Luke's "sixth to ninth" hours is most likely noon to three PM by modern reckoning. Mk.15:25 probably indicates he was lifted up about 9:00AM.

Jn.19:14 "the sixth hour" is stated with less specificity than Mk.'s reference. It _could_ refer vaguely to simply a late morning, approaching middle of the day (by the standard of the other notices). Arguing against that view, the scene described is still the courtroom. It's an odd place in the narrative to insert such a time; and besides, if John was both an eyewitness to the events, nearly from start to finish; as well as being familiar with the "synoptic" account, it strains credulity that he would so awkwardly put "the sixth hour" (by the same synoptic reckoning) without it having specific purpose.

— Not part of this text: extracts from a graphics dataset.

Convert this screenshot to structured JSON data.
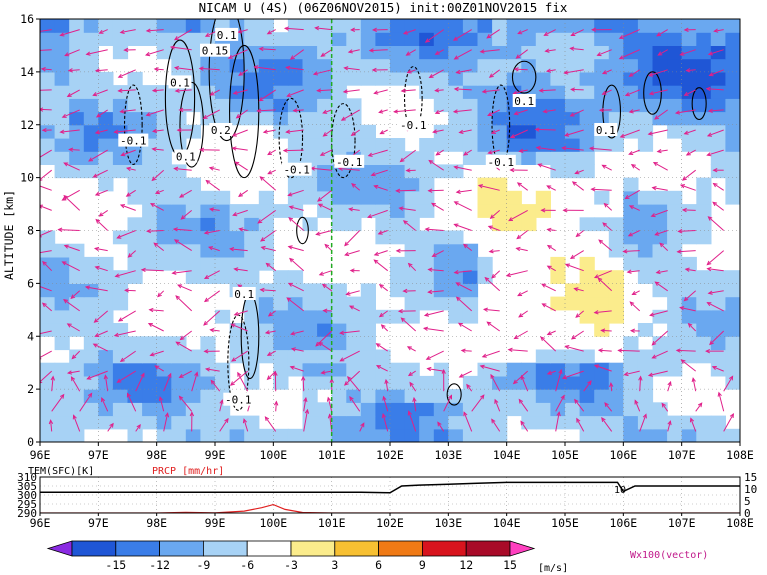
{
  "title": "NICAM U (4S) (06Z06NOV2015) init:00Z01NOV2015 fix",
  "chart_data": [
    {
      "type": "heatmap",
      "subtype": "vertical cross-section (shaded U, contours W, vectors U/Wx100)",
      "title": "NICAM U (4S) (06Z06NOV2015) init:00Z01NOV2015 fix",
      "xlabel": "",
      "ylabel": "ALTITUDE [km]",
      "x_ticks": [
        "96E",
        "97E",
        "98E",
        "99E",
        "100E",
        "101E",
        "102E",
        "103E",
        "104E",
        "105E",
        "106E",
        "107E",
        "108E"
      ],
      "xlim": [
        96,
        108
      ],
      "y_ticks": [
        "0",
        "2",
        "4",
        "6",
        "8",
        "10",
        "12",
        "14",
        "16"
      ],
      "ylim": [
        0,
        16
      ],
      "grid": "dotted",
      "reference_line_lon": 101,
      "reference_line_color": "#22aa22",
      "contour_labels": [
        {
          "text": "0.1",
          "lon": 98.4,
          "alt": 13.6
        },
        {
          "text": "0.1",
          "lon": 99.2,
          "alt": 15.4
        },
        {
          "text": "0.15",
          "lon": 99.0,
          "alt": 14.8
        },
        {
          "text": "-0.1",
          "lon": 97.6,
          "alt": 11.4
        },
        {
          "text": "0.1",
          "lon": 98.5,
          "alt": 10.8
        },
        {
          "text": "0.2",
          "lon": 99.1,
          "alt": 11.8
        },
        {
          "text": "-0.1",
          "lon": 100.4,
          "alt": 10.3
        },
        {
          "text": "-0.1",
          "lon": 101.3,
          "alt": 10.6
        },
        {
          "text": "-0.1",
          "lon": 102.4,
          "alt": 12.0
        },
        {
          "text": "-0.1",
          "lon": 103.9,
          "alt": 10.6
        },
        {
          "text": "0.1",
          "lon": 104.3,
          "alt": 12.9
        },
        {
          "text": "0.1",
          "lon": 105.7,
          "alt": 11.8
        },
        {
          "text": "0.1",
          "lon": 99.5,
          "alt": 5.6
        },
        {
          "text": "-0.1",
          "lon": 99.4,
          "alt": 1.6
        }
      ]
    },
    {
      "type": "line",
      "series": [
        {
          "name": "TEM(SFC)[K]",
          "color": "#000000",
          "x": [
            96,
            97,
            98,
            99,
            100,
            101,
            101.5,
            102,
            102.2,
            102.5,
            103,
            103.5,
            104,
            105,
            105.9,
            106,
            106.2,
            107,
            108
          ],
          "values": [
            301.5,
            301.5,
            301.5,
            301.5,
            301.5,
            301.5,
            301.5,
            301.2,
            305,
            305.5,
            306,
            306.5,
            307,
            307,
            307,
            302,
            305,
            305,
            305
          ]
        },
        {
          "name": "PRCP [mm/hr]",
          "color": "#e02020",
          "x": [
            96,
            98,
            98.5,
            99,
            99.5,
            99.8,
            100,
            100.2,
            100.5,
            101,
            108
          ],
          "values": [
            0,
            0,
            0.3,
            0.1,
            0.8,
            2.2,
            3.5,
            1.5,
            0.2,
            0,
            0
          ]
        }
      ],
      "xlim": [
        96,
        108
      ],
      "x_ticks": [
        "96E",
        "97E",
        "98E",
        "99E",
        "100E",
        "101E",
        "102E",
        "103E",
        "104E",
        "105E",
        "106E",
        "107E",
        "108E"
      ],
      "left_axis": {
        "label": "TEM(SFC)[K]",
        "ticks": [
          "310",
          "305",
          "300",
          "295",
          "290"
        ],
        "ylim": [
          290,
          310
        ]
      },
      "right_axis": {
        "label": "PRCP [mm/hr]",
        "ticks": [
          "15",
          "10",
          "5",
          "0"
        ],
        "ylim": [
          0,
          15
        ]
      },
      "annotation": "10"
    }
  ],
  "colorbar": {
    "levels": [
      "-15",
      "-12",
      "-9",
      "-6",
      "-3",
      "3",
      "6",
      "9",
      "12",
      "15"
    ],
    "colors": [
      "#8a2be2",
      "#1f56d6",
      "#3a7de8",
      "#6aa8f0",
      "#a7d2f5",
      "#ffffff",
      "#fbec8c",
      "#f7c032",
      "#f07a15",
      "#d8141e",
      "#a80a28",
      "#ff40c0"
    ],
    "unit": "[m/s]",
    "vector_label": "Wx100(vector)"
  },
  "colors": {
    "vector": "#e0208a",
    "reference_line": "#22aa22"
  }
}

Jn.18:28 says that Jesus was delivered over "early in the morning," the c0ck was just crowing (v27), and the Romans (according to some commentators) would typically begin their administrative duties comparatively early (to modern business hours); maybe as early as 4:00AM by modern reckoning. I've read one commentator who supposed John might well have gained access to official Roman records, and so used time references that corresponded to what others could verify for apologetic value. As Roman hours were marked from midnight, "the sixth hour" would correspond fairly well to a modern 6:00AM, or thereabouts. It might have been nearer 6:00AM when the whole Roman ordeal began, and later on still relatively close; but it would not be mid-morning (or @ 9:00AM) and time for the wood and nails for a while yet, after dismissal (v16), preparation, and a long walk (v17).


----------



## PuritanCovenanter (Oct 3, 2013)

If I remember correctly, J. C. Ryle gives a great answer to this in his commentary on the Gospel of John. I will have to go look at that again. He also does a good job on the various chronological orders surrounding the resurrection if I remember correctly. Off to the Dr's office for a visit. I will reexamine what Ryle notes. This is off the top of my head.


----------



## THE W (Oct 3, 2013)

Just for clarification, when we ask when Jesus was crucified are we talking about when He died on the cross or when He was put on the cross?

EDIT:

After googling for answers to this "tention" i would conclude that Jesus was put on the cross at 9am thursaday as Mark 15:25 states.

John 19:14 doesnt say that Jesus was crucified at the sixth hour. rather He was being ridiculed by Pilate and the crowd. 3 hours later they hung Him on the tree.

Mark and Luke go by the jewish timeline where the day starts at 6am while John follows the roman timeline that starts at 12am. when John says "sixth hour" he means 6am. John, unlike Mark, doesn't give an exact time when Jesus was crucified. John just gives us the time for when he was with Pilate and the events leading up to Him finally being crucified.


----------